An interesting turn in the East Pakistani attitude came when Ayub consolidated his rule in the eastern wing under GOCs Gen Umrao Khan and Gen Azam. Having fought West Pakistan politicians for ten years, the Bengalis appreciated the political neutrality of the army. Gen Azam became so popular that even Ayub became bothered by it. But while image became cult in West Pakistan after the 1965 war with India, the mood in the east changed.

East Pakistan and the East Pakistani officers were ignored during and after the war, as the western wing got busy with nation-building on its own on the basis of this war. Ayub ruled for ten years, and Ayub was army. When his public relations exercise, Decade of Reforms, collapsed, however, it hurt the army grievously. The war that had covered Ayub with glory now exposed his weaknesses at home. People who had admired his fair rule now rejected the whitewash of the Decade of Reforms.

Brig Siddiqi maintains that the public relations campaign hurt the government (and the army) more than a normal post-war disenchantment would have. When Yahya Khan succeeded him, he had to overcome his predecessor´s failed PR exercise. The chained press was there with its slavish editors, writing in superlatives, but then the trouble in the East scuttled everything.

Voyeuristic Experience
The next big PR bid was Yayha´s appointment of a retired general Sher Ali as minister for information and national affairs. The general was himself a PR fiend, a short-statured soldier who fancied himself a Napoleon, and who first thought of an ideology with which to burnish the army´s badly scratched image even as Yahya continued to make his drunken inroads into it. Sher Ali soon trod on the corns of colleagues still in uniform; his Islamic forays offended the East Pakistani secularists who thought he was using ideology to strengthen West Pakistan´s domination of the eastern wing.

In 1971, East Pakistani officers formed the Liberation Army of Bangladesh. The new state charged that Pakistan army had killed 1.5 million people and raped thousands of women. After 1971, the disfigured image of the army was deliberately curtailed by Bhutto when he removed the C-in-C at gunpoint. From the heraldry of lion rampant, the image of the Pakistan army was reduced to that of a crawling worm symbolised by Zia-ul Haq kissing Bhutto´s hand in Multan.
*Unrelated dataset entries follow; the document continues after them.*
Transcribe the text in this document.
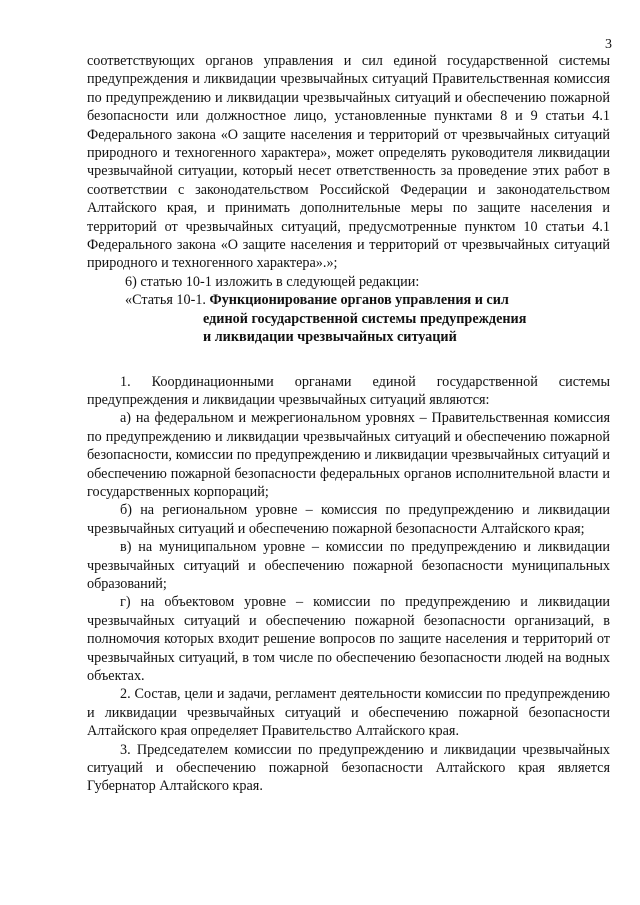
3

соответствующих органов управления и сил единой государственной системы предупреждения и ликвидации чрезвычайных ситуаций Правительственная комиссия по предупреждению и ликвидации чрезвычайных ситуаций и обеспечению пожарной безопасности или должностное лицо, установленные пунктами 8 и 9 статьи 4.1 Федерального закона «О защите населения и территорий от чрезвычайных ситуаций природного и техногенного характера», может определять руководителя ликвидации чрезвычайной ситуации, который несет ответственность за проведение этих работ в соответствии с законодательством Российской Федерации и законодательством Алтайского края, и принимать дополнительные меры по защите населения и территорий от чрезвычайных ситуаций, предусмотренные пунктом 10 статьи 4.1 Федерального закона «О защите населения и территорий от чрезвычайных ситуаций природного и техногенного характера».»;

6) статью 10-1 изложить в следующей редакции:

«Статья 10-1. Функционирование органов управления и сил

единой государственной системы предупреждения

и ликвидации чрезвычайных ситуаций

1. Координационными органами единой государственной системы предупреждения и ликвидации чрезвычайных ситуаций являются:

а) на федеральном и межрегиональном уровнях – Правительственная комиссия по предупреждению и ликвидации чрезвычайных ситуаций и обеспечению пожарной безопасности, комиссии по предупреждению и ликвидации чрезвычайных ситуаций и обеспечению пожарной безопасности федеральных органов исполнительной власти и государственных корпораций;

б) на региональном уровне – комиссия по предупреждению и ликвидации чрезвычайных ситуаций и обеспечению пожарной безопасности Алтайского края;

в) на муниципальном уровне – комиссии по предупреждению и ликвидации чрезвычайных ситуаций и обеспечению пожарной безопасности муниципальных образований;

г) на объектовом уровне – комиссии по предупреждению и ликвидации чрезвычайных ситуаций и обеспечению пожарной безопасности организаций, в полномочия которых входит решение вопросов по защите населения и территорий от чрезвычайных ситуаций, в том числе по обеспечению безопасности людей на водных объектах.

2. Состав, цели и задачи, регламент деятельности комиссии по предупреждению и ликвидации чрезвычайных ситуаций и обеспечению пожарной безопасности Алтайского края определяет Правительство Алтайского края.

3. Председателем комиссии по предупреждению и ликвидации чрезвычайных ситуаций и обеспечению пожарной безопасности Алтайского края является Губернатор Алтайского края.
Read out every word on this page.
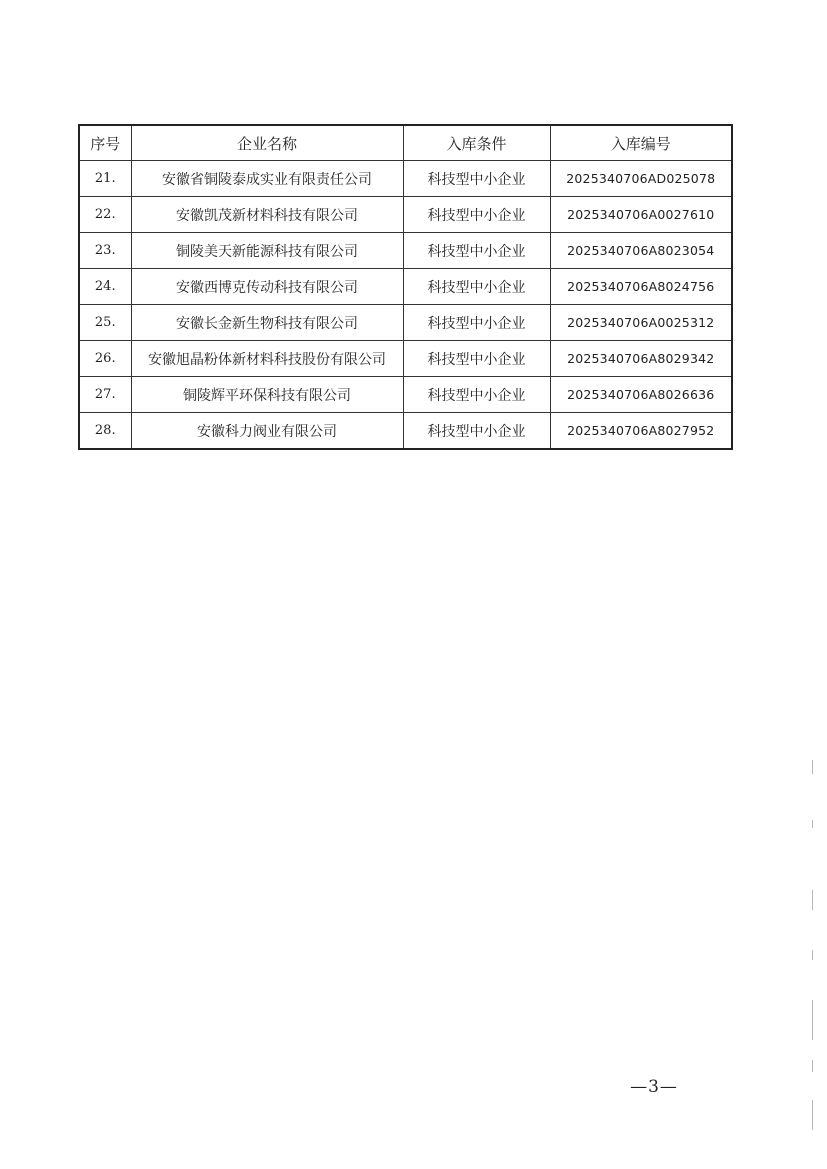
序号	企业名称	入库条件	入库编号
21.	安徽省铜陵泰成实业有限责任公司	科技型中小企业	2025340706AD025078
22.	安徽凯茂新材料科技有限公司	科技型中小企业	2025340706A0027610
23.	铜陵美天新能源科技有限公司	科技型中小企业	2025340706A8023054
24.	安徽西博克传动科技有限公司	科技型中小企业	2025340706A8024756
25.	安徽长金新生物科技有限公司	科技型中小企业	2025340706A0025312
26.	安徽旭晶粉体新材料科技股份有限公司	科技型中小企业	2025340706A8029342
27.	铜陵辉平环保科技有限公司	科技型中小企业	2025340706A8026636
28.	安徽科力阀业有限公司	科技型中小企业	2025340706A8027952
—3—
The author brings his account to a close around this time, telescoping what later became the most significant period in the life of the Pakistan army. Bhutto´s assault on the army´s image was avenged. Gen Zia, calling himself a soldier of Islam, set on foot new efforts to refurbish the tarnished image. The Afghan war came as a godsend, the dollars followed in its wake, and the humiliation of the surrender at Dhaka was washed off at least at the psychological level.

When Brig Siddiqi says that in August 1990, the army stood towering over everything in the country, he is in fact also pointing to a psychological renewal within the army. There is no doubt that ten years of running everything in the country gave the army its towering image, and General Beg´s holding elections after Gen Zia´s death was an extraordinary act of self-denial.

The author will agree that the Afghan war also carried the sub-text of victory for an army that had been defeated in 1971. The defeat at the hands of a middling power like India had been subsumed by victory over a superpower. It was, however a voyeuristic experience: someone else funded the war and someone else fought it.

But it was difficult to stop ´victorious´ generals like Aslam Beg and Hameed Gul from going political before the statutory two years were up. Brig Siddiqi deplores the fact that the army allowed a blow to its image by not pulling up the talking generals. He recalls that Gen Ayub Khan, Air-Marshals Asghar Khan and Nur Khan, all went ´political´ after the two years of quarantine. He makes note of the fact that ideology seeped into the army and gradually made it less and less professional.

Today, we have reverted to the term ´professional´ to indicate an army with a good image. But in so doing we are doing penance for our mistake of nurturing a fighting force under the highly political rubric of jehad. When armies fight professionally they ask no questions. When they turn around and ask questions about the immaculacy of the civilian leadership, they become dangerous. Perhaps that is why civilian leaders don´t get embroiled in wars.